When I moved to São Paulo, Brazil, in 1978, to train in head and neck surgery, I was the first woman in the surgery programme at A. C. Camargo Cancer Center. In the early 1980s, I returned to Goiânia in central Brazil, where I’m from, and began monitoring population data on cancer. In 1986, I created the Goiânia population-based cancer registry, which contains data from around 70 hospital pathology laboratories and records all new cases of cancer in local residents. The database is important because in 1987 a caesium chloride radiation leak occurred at an abandoned radiotherapy clinic in Goiânia. Four people died and around 250 came into contact with the radioactive material. The cancer registry is still ongoing.
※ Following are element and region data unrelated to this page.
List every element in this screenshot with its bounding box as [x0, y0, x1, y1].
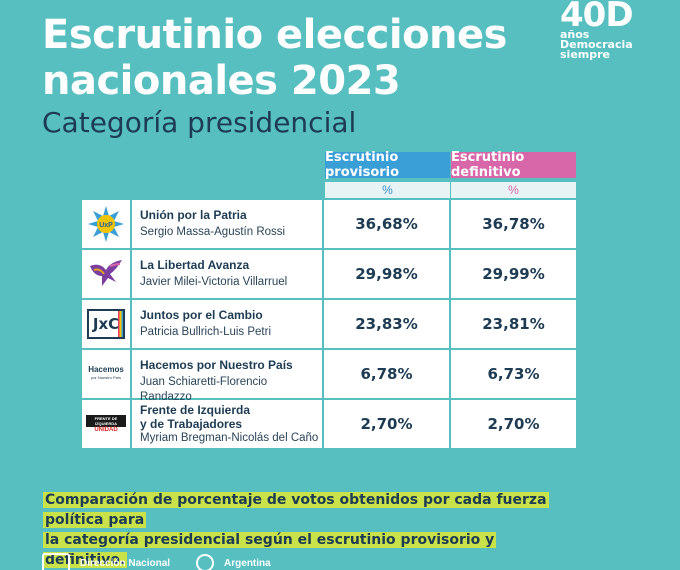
unit-header-definitivo: % — [451, 182, 576, 198]
results-table: UxP Unión por la Patria Sergio Massa-Agu… — [82, 200, 578, 450]
party-logo-hacemos: Hacemos por Nuestro País — [82, 350, 132, 398]
democracy-badge: 40D años Democracia siempre — [560, 0, 634, 61]
fit-logo-text: FRENTE DE IZQUIERDA — [86, 414, 126, 427]
party-cell: Frente de Izquierda y de Trabajadores My… — [132, 400, 324, 448]
candidates: Sergio Massa-Agustín Rossi — [140, 226, 286, 238]
party-cell: Unión por la Patria Sergio Massa-Agustín… — [132, 200, 324, 248]
party-name: Frente de Izquierda — [140, 403, 251, 417]
uxp-logo-text: UxP — [99, 222, 113, 229]
value-definitivo: 23,81% — [451, 300, 576, 348]
title-line-2: nacionales 2023 — [42, 58, 401, 104]
value-provisorio: 6,78% — [324, 350, 451, 398]
party-cell: Hacemos por Nuestro País Juan Schiaretti… — [132, 350, 324, 403]
page-title: Escrutinio elecciones nacionales 2023 — [42, 12, 507, 104]
footer-org-2: Argentina — [224, 557, 271, 569]
table-row: Hacemos por Nuestro País Hacemos por Nue… — [82, 350, 578, 403]
hacemos-logo-subtext: por Nuestro País — [90, 375, 121, 380]
note-line-1: Comparación de porcentaje de votos obten… — [43, 492, 549, 528]
eagle-icon — [90, 260, 122, 286]
unit-header-provisorio: % — [325, 182, 450, 198]
value-definitivo: 6,73% — [451, 350, 576, 398]
party-name-line-2: y de Trabajadores — [140, 417, 243, 431]
value-definitivo: 29,99% — [451, 250, 576, 298]
fit-logo: FRENTE DE IZQUIERDA UNIDAD — [86, 414, 126, 434]
table-row: UxP Unión por la Patria Sergio Massa-Agu… — [82, 200, 578, 250]
party-name: Juntos por el Cambio — [140, 308, 263, 322]
table-row: FRENTE DE IZQUIERDA UNIDAD Frente de Izq… — [82, 400, 578, 450]
column-header-definitivo: Escrutinio definitivo — [451, 150, 576, 180]
party-logo-jxc: JxC — [82, 300, 132, 348]
party-logo-uxp: UxP — [82, 200, 132, 248]
party-name: La Libertad Avanza — [140, 258, 250, 272]
badge-number: 40D — [560, 0, 634, 35]
page-subtitle: Categoría presidencial — [42, 106, 357, 139]
sun-star-icon: UxP — [88, 206, 124, 242]
candidates: Myriam Bregman-Nicolás del Caño — [140, 432, 319, 444]
footer: Dirección Nacional Argentina — [42, 553, 271, 570]
hacemos-logo-text: Hacemos — [88, 365, 124, 374]
title-line-1: Escrutinio elecciones — [42, 12, 507, 58]
column-header-provisorio: Escrutinio provisorio — [325, 150, 450, 180]
candidates: Patricia Bullrich-Luis Petri — [140, 326, 272, 338]
candidates: Javier Milei-Victoria Villarruel — [140, 276, 288, 288]
hacemos-logo: Hacemos por Nuestro País — [88, 366, 124, 382]
badge-line-2: Democracia — [560, 38, 633, 51]
party-name: Hacemos por Nuestro País — [140, 358, 293, 372]
value-provisorio: 29,98% — [324, 250, 451, 298]
jxc-logo-text: JxC — [92, 315, 120, 333]
document-icon — [42, 553, 70, 570]
footer-org-1: Dirección Nacional — [80, 557, 171, 569]
value-provisorio: 36,68% — [324, 200, 451, 248]
value-definitivo: 2,70% — [451, 400, 576, 448]
value-provisorio: 23,83% — [324, 300, 451, 348]
shield-icon — [196, 554, 215, 570]
fit-logo-subtext: UNIDAD — [94, 426, 118, 433]
party-cell: Juntos por el Cambio Patricia Bullrich-L… — [132, 300, 324, 348]
party-name: Unión por la Patria — [140, 208, 247, 222]
badge-line-3: siempre — [560, 48, 610, 61]
party-logo-lla — [82, 250, 132, 298]
badge-line-1: años — [560, 28, 590, 41]
table-row: La Libertad Avanza Javier Milei-Victoria… — [82, 250, 578, 300]
value-definitivo: 36,78% — [451, 200, 576, 248]
party-logo-fit: FRENTE DE IZQUIERDA UNIDAD — [82, 400, 132, 448]
jxc-logo: JxC — [87, 309, 125, 339]
table-row: JxC Juntos por el Cambio Patricia Bullri… — [82, 300, 578, 350]
explanatory-note: Comparación de porcentaje de votos obten… — [43, 490, 553, 570]
party-cell: La Libertad Avanza Javier Milei-Victoria… — [132, 250, 324, 298]
value-provisorio: 2,70% — [324, 400, 451, 448]
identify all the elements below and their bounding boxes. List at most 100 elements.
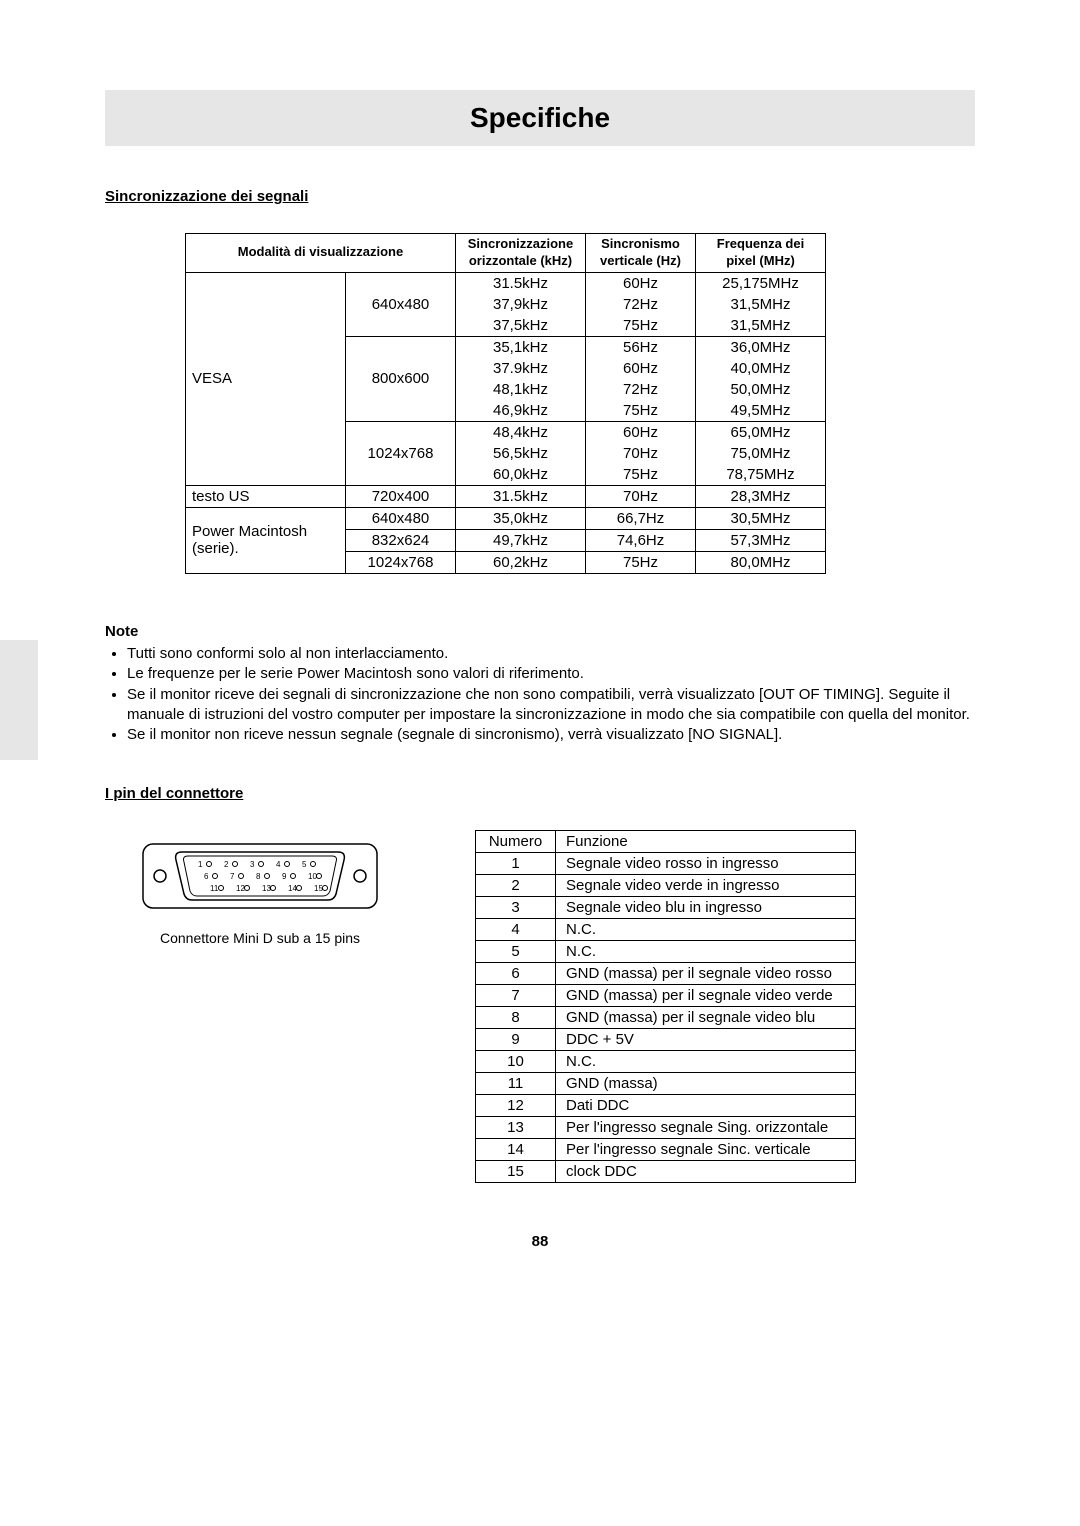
- pin-function-cell: Segnale video verde in ingresso: [556, 875, 856, 897]
- pin-hole-icon: [323, 886, 328, 891]
- value-cell: 75,0MHz: [696, 443, 826, 464]
- header-hsync-t2: orizzontale (kHz): [469, 253, 572, 268]
- value-cell: 31.5kHz: [456, 272, 586, 294]
- header-mode: Modalità di visualizzazione: [186, 234, 456, 273]
- pin-label: 13: [262, 884, 271, 893]
- value-cell: 66,7Hz: [586, 507, 696, 529]
- page-tab: [0, 640, 38, 760]
- note-item: Se il monitor non riceve nessun segnale …: [127, 725, 975, 745]
- pin-number-cell: 6: [476, 963, 556, 985]
- value-cell: 75Hz: [586, 551, 696, 573]
- header-vsync-t1: Sincronismo: [601, 236, 680, 251]
- value-cell: 30,5MHz: [696, 507, 826, 529]
- value-cell: 31,5MHz: [696, 294, 826, 315]
- value-cell: 46,9kHz: [456, 400, 586, 422]
- section-heading-pin: I pin del connettore: [105, 785, 975, 802]
- pin-number-cell: 8: [476, 1007, 556, 1029]
- pin-hole-icon: [245, 886, 250, 891]
- resolution-cell: 800x600: [346, 336, 456, 421]
- connector-row: 123456789101112131415 Connettore Mini D …: [105, 830, 975, 1183]
- pin-number-cell: 14: [476, 1139, 556, 1161]
- pin-label: 3: [250, 860, 255, 869]
- pin-hole-icon: [271, 886, 276, 891]
- sync-table: Modalità di visualizzazione Sincronizzaz…: [185, 233, 826, 574]
- header-pixel: Frequenza dei pixel (MHz): [696, 234, 826, 273]
- pin-hole-icon: [311, 862, 316, 867]
- pin-hole-icon: [239, 874, 244, 879]
- mode-cell: Power Macintosh (serie).: [186, 507, 346, 573]
- header-mode-text: Modalità di visualizzazione: [238, 244, 403, 259]
- table-row: 5N.C.: [476, 941, 856, 963]
- pin-label: 9: [282, 872, 287, 881]
- connector-diagram: 123456789101112131415: [140, 836, 380, 916]
- pin-label: 8: [256, 872, 261, 881]
- pin-number-cell: 2: [476, 875, 556, 897]
- pin-header-num: Numero: [476, 831, 556, 853]
- value-cell: 36,0MHz: [696, 336, 826, 358]
- value-cell: 75Hz: [586, 400, 696, 422]
- header-hsync-t1: Sincronizzazione: [468, 236, 573, 251]
- resolution-cell: 832x624: [346, 529, 456, 551]
- resolution-cell: 1024x768: [346, 551, 456, 573]
- header-hsync: Sincronizzazione orizzontale (kHz): [456, 234, 586, 273]
- pin-hole-icon: [297, 886, 302, 891]
- table-row: 6GND (massa) per il segnale video rosso: [476, 963, 856, 985]
- note-block: Note Tutti sono conformi solo al non int…: [105, 622, 975, 746]
- value-cell: 37,5kHz: [456, 315, 586, 337]
- note-label: Note: [105, 622, 975, 642]
- pin-label: 4: [276, 860, 281, 869]
- pin-number-cell: 1: [476, 853, 556, 875]
- pin-number-cell: 11: [476, 1073, 556, 1095]
- note-item: Tutti sono conformi solo al non interlac…: [127, 644, 975, 664]
- pin-function-cell: Per l'ingresso segnale Sinc. verticale: [556, 1139, 856, 1161]
- value-cell: 37.9kHz: [456, 358, 586, 379]
- value-cell: 31,5MHz: [696, 315, 826, 337]
- pin-hole-icon: [213, 874, 218, 879]
- value-cell: 60Hz: [586, 272, 696, 294]
- value-cell: 50,0MHz: [696, 379, 826, 400]
- pin-label: 2: [224, 860, 229, 869]
- value-cell: 35,0kHz: [456, 507, 586, 529]
- table-row: 12Dati DDC: [476, 1095, 856, 1117]
- pin-number-cell: 10: [476, 1051, 556, 1073]
- note-list: Tutti sono conformi solo al non interlac…: [105, 644, 975, 745]
- note-item: Le frequenze per le serie Power Macintos…: [127, 664, 975, 684]
- value-cell: 60,0kHz: [456, 464, 586, 486]
- section-heading-sync: Sincronizzazione dei segnali: [105, 188, 975, 205]
- pin-label: 10: [308, 872, 317, 881]
- value-cell: 49,5MHz: [696, 400, 826, 422]
- table-row: 4N.C.: [476, 919, 856, 941]
- pin-function-cell: GND (massa) per il segnale video rosso: [556, 963, 856, 985]
- value-cell: 31.5kHz: [456, 485, 586, 507]
- pin-function-cell: N.C.: [556, 941, 856, 963]
- pin-hole-icon: [259, 862, 264, 867]
- value-cell: 60Hz: [586, 358, 696, 379]
- table-row: 14Per l'ingresso segnale Sinc. verticale: [476, 1139, 856, 1161]
- value-cell: 60,2kHz: [456, 551, 586, 573]
- value-cell: 35,1kHz: [456, 336, 586, 358]
- pin-label: 11: [210, 884, 219, 893]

In 2014, I started a cancer-epidemiology group at A. C. Camargo. Worldwide, cancer is the second biggest cause of death, after cardiovascular disease. Physicians are treating people all the time, but sometimes they don’t know about factors such as prevention or risk. I think epidemiology can give you a broader view of cancer. This is what is missing in many cancer centres.
A typical day in the office involves reading, talking to my students, and discussing new research, especially in cancer. The group runs a postgraduate programme, so I have three PhD students, three master’s students and two postdoctoral fellows. Most come here from medical school, but some have a biomedical or nursing background. They think I’m just teaching, but I’m also learning a lot from them.
I support the students and help them with their research. A key question I want my students to ask is: what difference am I making to others? In Brazil, we have so much disparity and inequality in health-care access. An important aspect of my research is asking: why are people dying from certain cancers? Do they have access to treatment or new drugs?
One issue I think is really important is premature death, because in Brazil a lot of people are dying young from cancer. For example, right now my group is looking at gastric cancers and we found that the number of years of life lost for women with gastric cancer is higher than that for men. So why are women dying earlier? To answer this, we need to dig into the data and investigate the diagnoses, type of treatment and survival rates. The younger deaths could be because of social expectations: women might be taking care of others in their community and not themselves. A review of 25 studies (A. Ferro et al. Int. J. Cancer 147, 3090–3101; 2020) showed that eating fewer fruits and vegetables is a risk factor for gastric cancer. So diet could also play a part.
I’m not alone in this research and I’m usually in contact with other groups in Brazil. For example, as well as my students in the postgraduate programme, I co-supervise one student who is working with local communities in the Amazon, and five students in Goiânia. Brazil is a huge country, so we need to understand what are the main risk factors for these cancers across different regions. People in the Amazon do not eat the same as those living in São Paulo or Goiânia, for example.
At my cancer centre, we have reached an important moment: the centre is training more students to read research and apply it to the treatment of people. We’re improving knowledge, and that helps to make our care much better.